Sei hochmütig, wenn man dich erniedrigt,
sei demütig, wenn man dich erhebt.
Sei übermütig, wenn es um das Leben geht.

Habe Mut,
dich deines eigenen Verstandes zu bedienen!

Nur Wankelmut sei deine Sache nicht,
doch sei einmütig mit dir.

Nur Mut!
Mut ist zumutbar,
in fast jeder Form,
mutmaße ich.

Veränderung

Nichts wird mehr so,
wie es war.

Du kannst weinen und klagen.
Du kannst schreien und um dich schlagen.
Du kannst mit dem Fuß aufstampfen und Nein sagen.
Du kannst träumen und dir die Zeit zurückwünschen.
Du kannst auch stehen bleiben und den Kopf in den Sand stecken.

Aber das wird nichts daran ändern:
Nichts wird mehr so,
wie es war.

Du solltest es einfach akzeptieren.
Einfach?
Nein, einfach ist es nicht,
aber es dürfte einfach das Vernünftigste sein.

Erlkönig

Mein Sohn, was birgst du so bang dein Gesicht? –
Siehst, Vater, du den Erlkönig nicht?

                                                                                                          J. W. Goethe

„Mein Kind, was wendest du ab von uns dein Gesicht?“ –
„Siehst, Vater, du meine offenen Arme nicht?“

„Mein Kind, was versäumst du deine von uns geforderte Pflicht?“ –
„Siehst, Vater, du meine euch zugeneigten Ohren nicht?“

„Mein Kind, was glaubst du, wie man mit seinen Eltern spricht?“ –
„Siehst, Vater, du meinen zärtlich lächelnden Mund nicht?“

„Mein Kind, was sitzt du so frech über uns zu Gericht?“ –
„Siehst, Vater, du den Ring, der mein Herz umschließt, nicht?“

„Mein Kind, was reckst du so keck deinen Hals ins Licht?“ –
Siehst, Vater, du mein gebrochenes Rückgrat nicht?

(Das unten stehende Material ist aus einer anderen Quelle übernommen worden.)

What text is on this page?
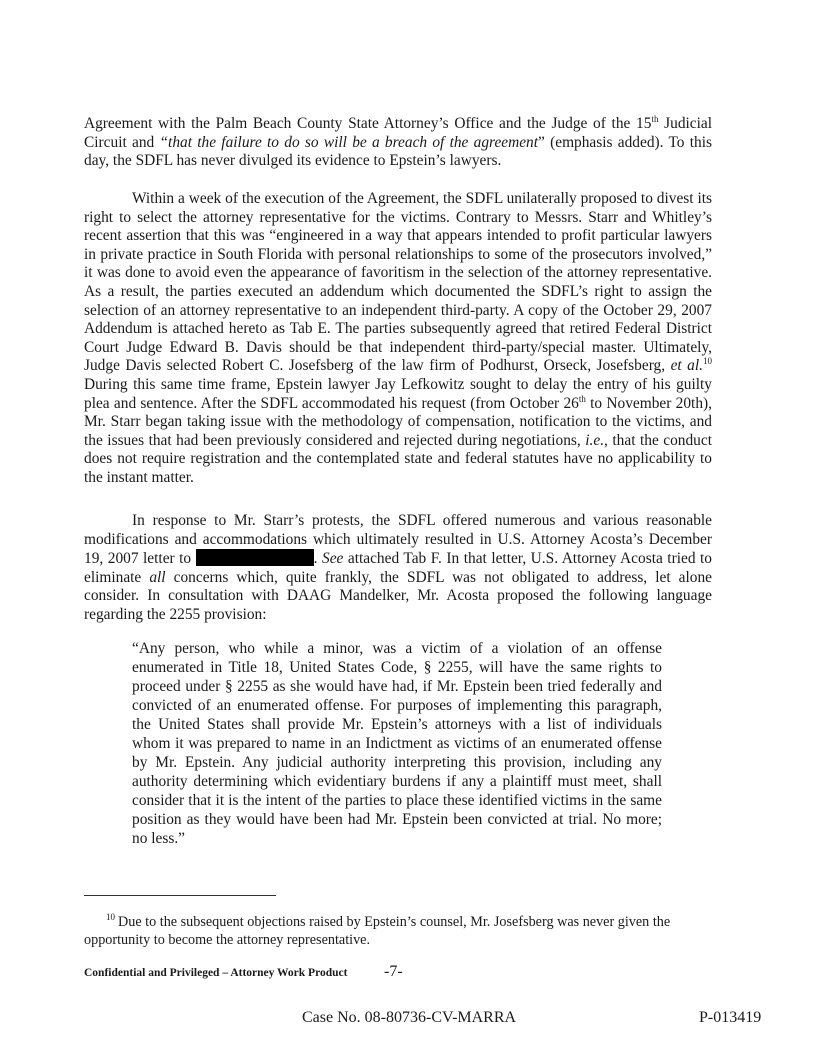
Agreement with the Palm Beach County State Attorney’s Office and the Judge of the 15th Judicial Circuit and “that the failure to do so will be a breach of the agreement” (emphasis added). To this day, the SDFL has never divulged its evidence to Epstein’s lawyers.

Within a week of the execution of the Agreement, the SDFL unilaterally proposed to divest its right to select the attorney representative for the victims. Contrary to Messrs. Starr and Whitley’s recent assertion that this was “engineered in a way that appears intended to profit particular lawyers in private practice in South Florida with personal relationships to some of the prosecutors involved,” it was done to avoid even the appearance of favoritism in the selection of the attorney representative. As a result, the parties executed an addendum which documented the SDFL’s right to assign the selection of an attorney representative to an independent third-party. A copy of the October 29, 2007 Addendum is attached hereto as Tab E. The parties subsequently agreed that retired Federal District Court Judge Edward B. Davis should be that independent third-party/special master. Ultimately, Judge Davis selected Robert C. Josefsberg of the law firm of Podhurst, Orseck, Josefsberg, et al.$^{10}$ During this same time frame, Epstein lawyer Jay Lefkowitz sought to delay the entry of his guilty plea and sentence. After the SDFL accommodated his request (from October 26th to November 20th), Mr. Starr began taking issue with the methodology of compensation, notification to the victims, and the issues that had been previously considered and rejected during negotiations, i.e., that the conduct does not require registration and the contemplated state and federal statutes have no applicability to the instant matter.

In response to Mr. Starr’s protests, the SDFL offered numerous and various reasonable modifications and accommodations which ultimately resulted in U.S. Attorney Acosta’s December 19, 2007 letter to	. See attached Tab F. In that letter, U.S. Attorney Acosta tried to eliminate all concerns which, quite frankly, the SDFL was not obligated to address, let alone consider. In consultation with DAAG Mandelker, Mr. Acosta proposed the following language regarding the 2255 provision:

“Any person, who while a minor, was a victim of a violation of an offense enumerated in Title 18, United States Code, § 2255, will have the same rights to proceed under § 2255 as she would have had, if Mr. Epstein been tried federally and convicted of an enumerated offense. For purposes of implementing this paragraph, the United States shall provide Mr. Epstein’s attorneys with a list of individuals whom it was prepared to name in an Indictment as victims of an enumerated offense by Mr. Epstein. Any judicial authority interpreting this provision, including any authority determining which evidentiary burdens if any a plaintiff must meet, shall consider that it is the intent of the parties to place these identified victims in the same position as they would have been had Mr. Epstein been convicted at trial. No more; no less.”

$^{10}$ Due to the subsequent objections raised by Epstein’s counsel, Mr. Josefsberg was never given the opportunity to become the attorney representative.

Confidential and Privileged – Attorney Work Product -7-
Case No. 08-80736-CV-MARRA	P-013419
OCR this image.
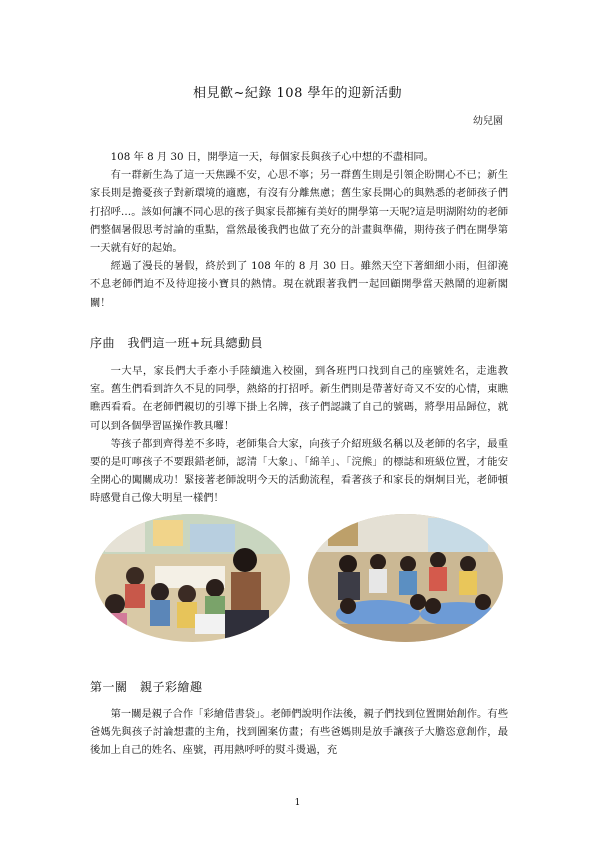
相見歡~紀錄 108 學年的迎新活動
幼兒園

108 年 8 月 30 日，開學這一天，每個家長與孩子心中想的不盡相同。

有一群新生為了這一天焦躁不安，心思不寧；另一群舊生則是引領企盼開心不已；新生家長則是擔憂孩子對新環境的適應，有沒有分離焦慮；舊生家長開心的與熟悉的老師孩子們打招呼…。該如何讓不同心思的孩子與家長都擁有美好的開學第一天呢?這是明湖附幼的老師們整個暑假思考討論的重點，當然最後我們也做了充分的計畫與準備，期待孩子們在開學第一天就有好的起始。

經過了漫長的暑假，終於到了 108 年的 8 月 30 日。雖然天空下著細細小雨，但卻澆不息老師們迫不及待迎接小寶貝的熱情。現在就跟著我們一起回顧開學當天熱鬧的迎新閣關！

序曲　我們這一班+玩具總動員

一大早，家長們大手牽小手陸續進入校園，到各班門口找到自己的座號姓名，走進教室。舊生們看到許久不見的同學，熱絡的打招呼。新生們則是帶著好奇又不安的心情，東瞧瞧西看看。在老師們親切的引導下掛上名牌，孩子們認識了自己的號碼，將學用品歸位，就可以到各個學習區操作教具囉！

等孩子都到齊得差不多時，老師集合大家，向孩子介紹班級名稱以及老師的名字，最重要的是叮嚀孩子不要跟錯老師，認清「大象」、「綿羊」、「浣熊」的標誌和班級位置，才能安全開心的闖關成功！緊接著老師說明今天的活動流程，看著孩子和家長的炯炯目光，老師頓時感覺自己像大明星一樣們！

第一關　親子彩繪趣

第一關是親子合作「彩繪借書袋」。老師們說明作法後，親子們找到位置開始創作。有些爸媽先與孩子討論想畫的主角，找到圖案仿畫；有些爸媽則是放手讓孩子大膽恣意創作，最後加上自己的姓名、座號，再用熱呼呼的熨斗燙過，充

1
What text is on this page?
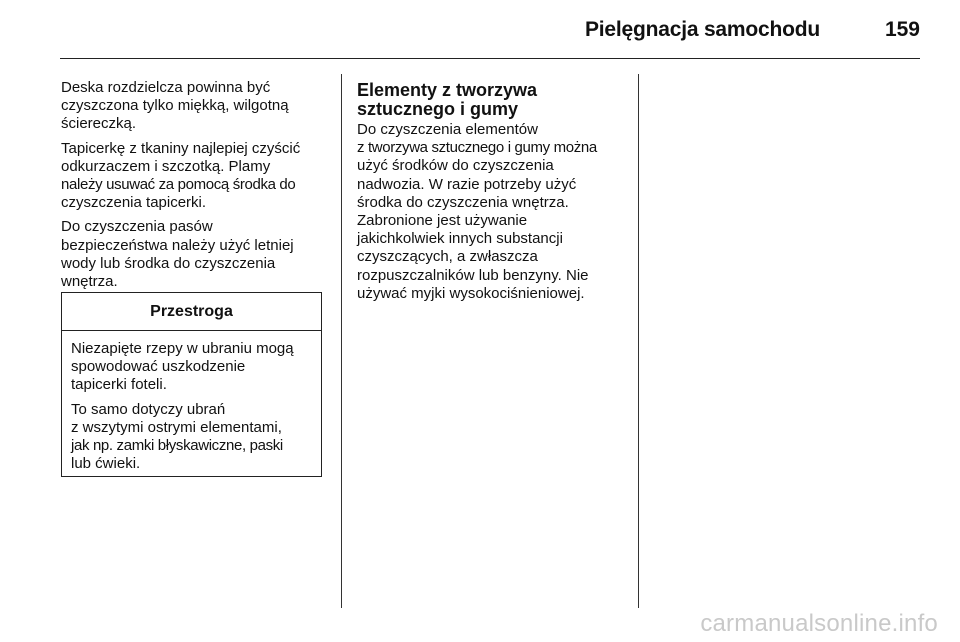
Pielęgnacja samochodu	159

Deska rozdzielcza powinna być
czyszczona tylko miękką, wilgotną
ściereczką.

Tapicerkę z tkaniny najlepiej czyścić
odkurzaczem i szczotką. Plamy
należy usuwać za pomocą środka do
czyszczenia tapicerki.

Do czyszczenia pasów
bezpieczeństwa należy użyć letniej
wody lub środka do czyszczenia
wnętrza.

Przestroga

Niezapięte rzepy w ubraniu mogą
spowodować uszkodzenie
tapicerki foteli.

To samo dotyczy ubrań
z wszytymi ostrymi elementami,
jak np. zamki błyskawiczne, paski
lub ćwieki.

Elementy z tworzywa
sztucznego i gumy
Do czyszczenia elementów
z tworzywa sztucznego i gumy można
użyć środków do czyszczenia
nadwozia. W razie potrzeby użyć
środka do czyszczenia wnętrza.
Zabronione jest używanie
jakichkolwiek innych substancji
czyszczących, a zwłaszcza
rozpuszczalników lub benzyny. Nie
używać myjki wysokociśnieniowej.
carmanualsonline.info
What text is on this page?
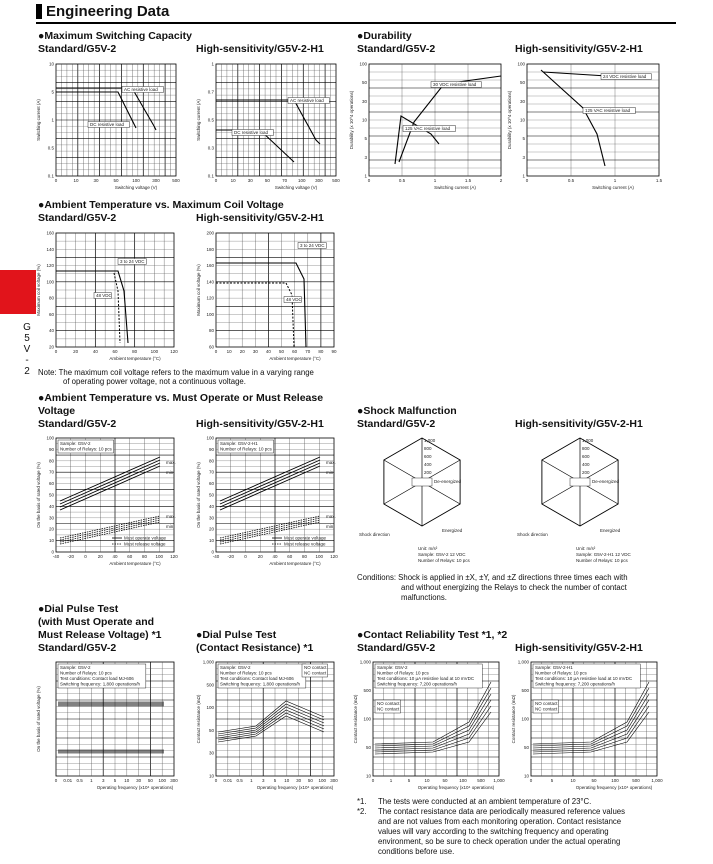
Engineering Data
G
5
V
-
2
●Maximum Switching Capacity
Standard/G5V-2	High-sensitivity/G5V-2-H1
●Durability
Standard/G5V-2	High-sensitivity/G5V-2-H1
●Ambient Temperature vs. Maximum Coil Voltage
Standard/G5V-2	High-sensitivity/G5V-2-H1
Note: The maximum coil voltage refers to the maximum value in a varying range
of operating power voltage, not a continuous voltage.
●Ambient Temperature vs. Must Operate or Must Release
Voltage
Standard/G5V-2	High-sensitivity/G5V-2-H1
●Shock Malfunction
Standard/G5V-2	High-sensitivity/G5V-2-H1
Conditions: Shock is applied in ±X, ±Y, and ±Z directions three times each with
and without energizing the Relays to check the number of contact
malfunctions.
●Dial Pulse Test
(with Must Operate and
Must Release Voltage) *1
Standard/G5V-2
●Dial Pulse Test
(Contact Resistance) *1
●Contact Reliability Test *1, *2
Standard/G5V-2	High-sensitivity/G5V-2-H1
*1. The tests were conducted at an ambient temperature of 23°C.
*2. The contact resistance data are periodically measured reference values
and are not values from each monitoring operation. Contact resistance
values will vary according to the switching frequency and operating
environment, so be sure to check operation under the actual operating
conditions before use.
0	10	30	50	100	300	500
10
5
1
0.5
0.1
Switching voltage (V)
Switching current (A)
AC resistive load
DC resistive load
0	10	30	50	70 100 300 500
1
0.7
0.5
0.3
0.1
Switching voltage (V)
Switching current (A)	AC resistive load
DC resistive load
0	0.5	1	1.5	2
100
50
30
10
5
3
1
Switching current (A)
Durability (x 10^4 operations)
30 VDC resistive load
125 VAC resistive load
0	0.5	1	1.5
100
50
30
10
5
3
1
Switching current (A)
Durability (x 10^4 operations)
24 VDC resistive load
125 VAC resistive load
0	20	40	60	80	100	120
160
140
120
100
80
60
40
20
Ambient temperature (°C)
Maximum coil voltage (%)
3 to 24 VDC
48 VDC
0 10 20 30 40 50 60 70 80 90
200
180
160
140
120
100
80
60
Ambient temperature (°C)
Maximum coil voltage (%)
3 to 24 VDC
48 VDC
-40 -20 0 20 40 60 80 100 120
100
90
80
70
60
50
40
30
20
10
0
Ambient temperature (°C)
On the basis of rated voltage (%)
Sample: G5V-2
Number of Relays: 10 pcs
max.
min.
max.
min.
Must operate voltage
Must release voltage
-40 -20 0 20 40 60 80 100 120
100
90
80
70
60
50
40
30
20
10
0
Ambient temperature (°C)
On the basis of rated voltage (%)
Sample: G5V-2-H1
Number of Relays: 10 pcs
max.
min.
max.
min.
Must operate voltage
Must release voltage
1,000
800
600
400
200
De-energized
Energized
Shock direction
Unit: m/s²
Sample: G5V-2 12 VDC
Number of Relays: 10 pcs
1,000
800
600
400
200
De-energized
Energized
Shock direction
Unit: m/s²
Sample: G5V-2-H1 12 VDC
Number of Relays: 10 pcs
0 0.01 0.5 1 3 5 10 30 50 100 300
Operating frequency (x10⁴ operations)
On the basis of rated voltage (%)
Sample: G5V-2
Number of Relays: 10 pcs
Test conditions: Contact load MJ-606
Switching frequency: 1,800 operations/h
0 0.01 0.5 1 3 5 10 30 50 100 300
1,000
500
100
50
30
10
Operating frequency (x10⁴ operations)
Contact resistance (mΩ)
Sample: G5V-2
Number of Relays: 10 pcs
Test conditions: Contact load MJ-606
Switching frequency: 1,800 operations/h
NO contact
NC contact
0	1	5	10	50	100 500 1,000
1,000
500
100
50
10
Operating frequency (x10⁴ operations)
Contact resistance (mΩ)
Sample: G5V-2
Number of Relays: 10 pcs
Test conditions: 10 µA resistive load at 10 mVDC
Switching frequency: 7,200 operations/h
NO contact
NC contact
0	5	10	50	100	500	1,000
1,000
500
100
50
10
Operating frequency (x10⁴ operations)
Contact resistance (mΩ)
Sample: G5V-2-H1
Number of Relays: 10 pcs
Test conditions: 10 µA resistive load at 10 mVDC
Switching frequency: 7,200 operations/h
NO contact
NC contact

„Mein Kind, was suchst du den Mann, der das Herz dir nur bricht?“ –
„Siehst, Vater, du meine vor Liebesglück strahlenden Augen nicht?“

Dem Kinde graust’s, es reitet geschwind,
durch seine Seele bläst eisiger Wind.
Es findet das Tor mit Mühe und Not,
in seinem Herzen das Kind war tot.

Der Erlkönig sieht’s,  dreht um und spricht:
„Meiner bedarf es hier nicht.“

Spätes Wiegenlied

Du bringst uns noch ins Grab,
sagt der Vater.

Vatermörderin,
flüstert die Nachbarin.

Du bringst uns noch ins Grab,
sagt die Mutter.

Muttermörderin,
flüstert der Nachbar.

Vater, hast längst ins Grab mich bracht –
Mutter, hast dem Vater gholfen,
singt das Kind.

Mutter, hast längst ins Grab mich bracht –
Vater, hast der Mutter gholfen,
singt das Kind

das dem Kindbett nie entwuchs und
blieb im Sarg aus Gitterstäben.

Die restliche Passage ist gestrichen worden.